Python stories, August 2018

I’m running @pythonetc, a Telegram channel about Python and programming in general. Here are the best posts of August 2018.

Factory method

If you create new objects inside your __init__, it may be better to pass them as arguments and have a factory method instead. It separates business logic from technical details on how objects are created.

In this example __init__ accepts host and port to construct a database connection:

class Query:
def __init__(self, host, port):
self._connection = Connection(host, port)
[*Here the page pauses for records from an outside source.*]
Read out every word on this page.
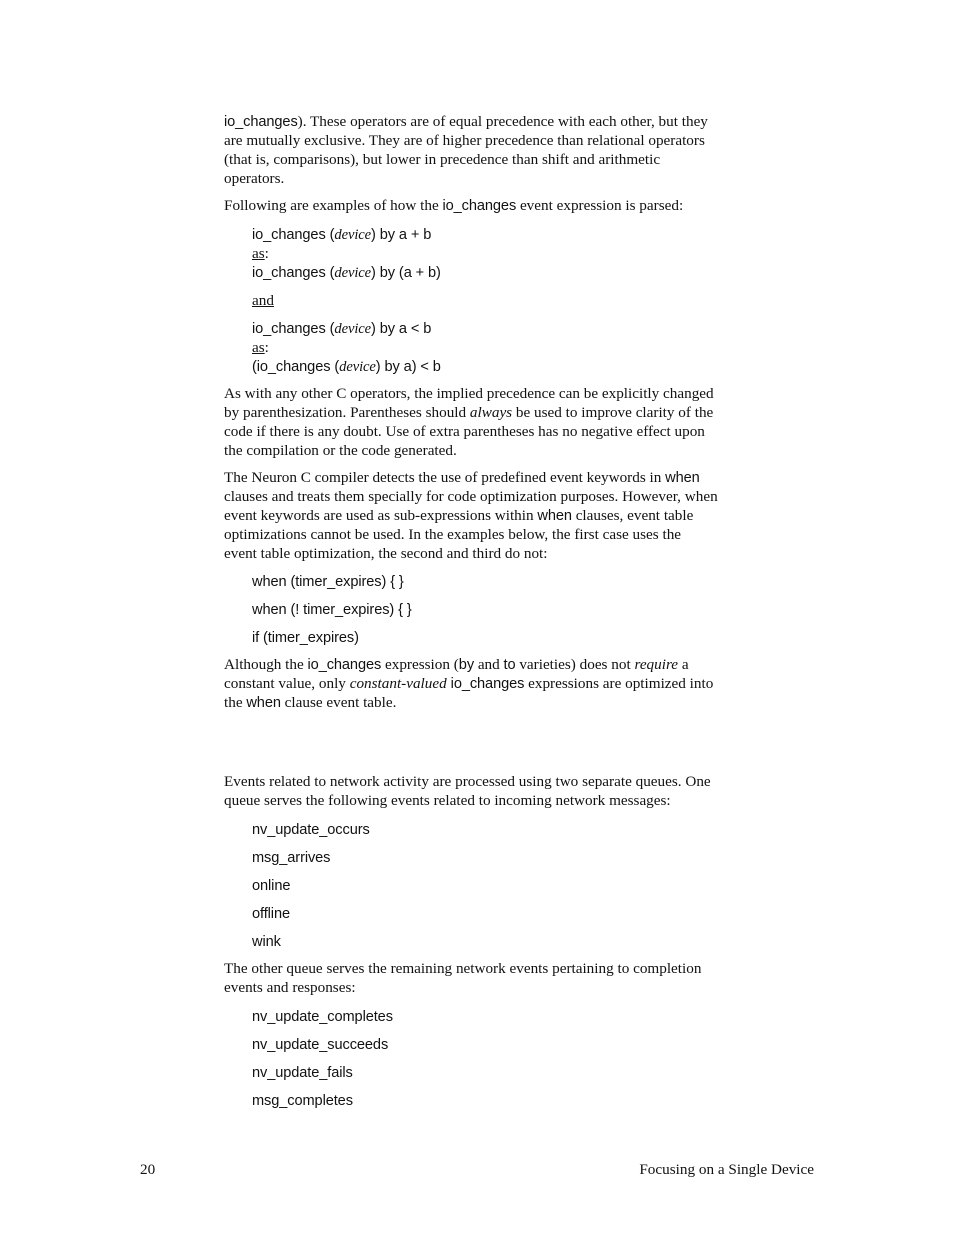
io_changes). These operators are of equal precedence with each other, but they
are mutually exclusive. They are of higher precedence than relational operators
(that is, comparisons), but lower in precedence than shift and arithmetic
operators.
Following are examples of how the io_changes event expression is parsed:
io_changes (device) by a + b
as:
io_changes (device) by (a + b)
and
io_changes (device) by a < b
as:
(io_changes (device) by a) < b
As with any other C operators, the implied precedence can be explicitly changed
by parenthesization. Parentheses should always be used to improve clarity of the
code if there is any doubt. Use of extra parentheses has no negative effect upon
the compilation or the code generated.
The Neuron C compiler detects the use of predefined event keywords in when
clauses and treats them specially for code optimization purposes. However, when
event keywords are used as sub-expressions within when clauses, event table
optimizations cannot be used. In the examples below, the first case uses the
event table optimization, the second and third do not:
when (timer_expires) { }
when (! timer_expires) { }
if (timer_expires)
Although the io_changes expression (by and to varieties) does not require a
constant value, only constant-valued io_changes expressions are optimized into
the when clause event table.
Events related to network activity are processed using two separate queues. One
queue serves the following events related to incoming network messages:
nv_update_occurs
msg_arrives
online
offline
wink
The other queue serves the remaining network events pertaining to completion
events and responses:
nv_update_completes
nv_update_succeeds
nv_update_fails
msg_completes
20	Focusing on a Single Device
The possible refactoring is:

class Query:
def __init__(self, connection):
self._connection = connection

@classmethod
def create(cls, host, port):
return cls(Connection(host, port))

This approach has at least these advantages:

  • It makes dependency injection easy. You can do Query(FakeConnection()) in your tests.
  • The class can have as many factory methods as needed; the connection may be constructed not only by host and port but also by cloning another connection, reading a config file or object, using the default, etc.
  • Such factory methods can be turned into asynchronous functions; this is completely impossible for __init__.

super VS next

The super() function allows referring to the base class. This can be extremely helpful in cases when a derived class wants to add something to the method implementation instead of overriding it completely:

class BaseTestCase(TestCase):
def setUp(self):
self._db = create_db()
class UserTestCase(BaseTestCase):
def setUp(self):
super().setUp()
self._user = create_user()

The function’s name doesn’t mean excellent or very good. The word super implies above in this context (like in superintendent). Despite what I said earlier, super() doesn't always refer to the base class, it can easily return a sibling. The proper name could be next() since the next class according to MRO is returned.

class Top:
def foo(self):
return 'top'
class Left(Top):
def foo(self):
return super().foo()
class Right(Top):
def foo(self):
return 'right'
class Bottom(Left, Right):
pass
# prints 'right'
print(Bottom().foo())

Mind that super() may produce different results since they depend on the MRO of the original call.

>>> Bottom().foo()
'right'
>>> Left().foo()
'top'

Custom namespace for class creation

The creation of a class consists of two big steps. First, the class body is evaluated, just like any function body. Second, the resulted namespace (the one that is returned by locals()) is used by a metaclass (type by default) to construct an actual class object.

class Meta(type):
def __new__(meta, name, bases, ns):
print(ns)
return super().__new__(
meta, name,
bases, ns
)
class Foo(metaclass=Meta):
B = 2

The above code prints {'__module__': '__main__', '__qualname__': 'Foo', 'B': 3}.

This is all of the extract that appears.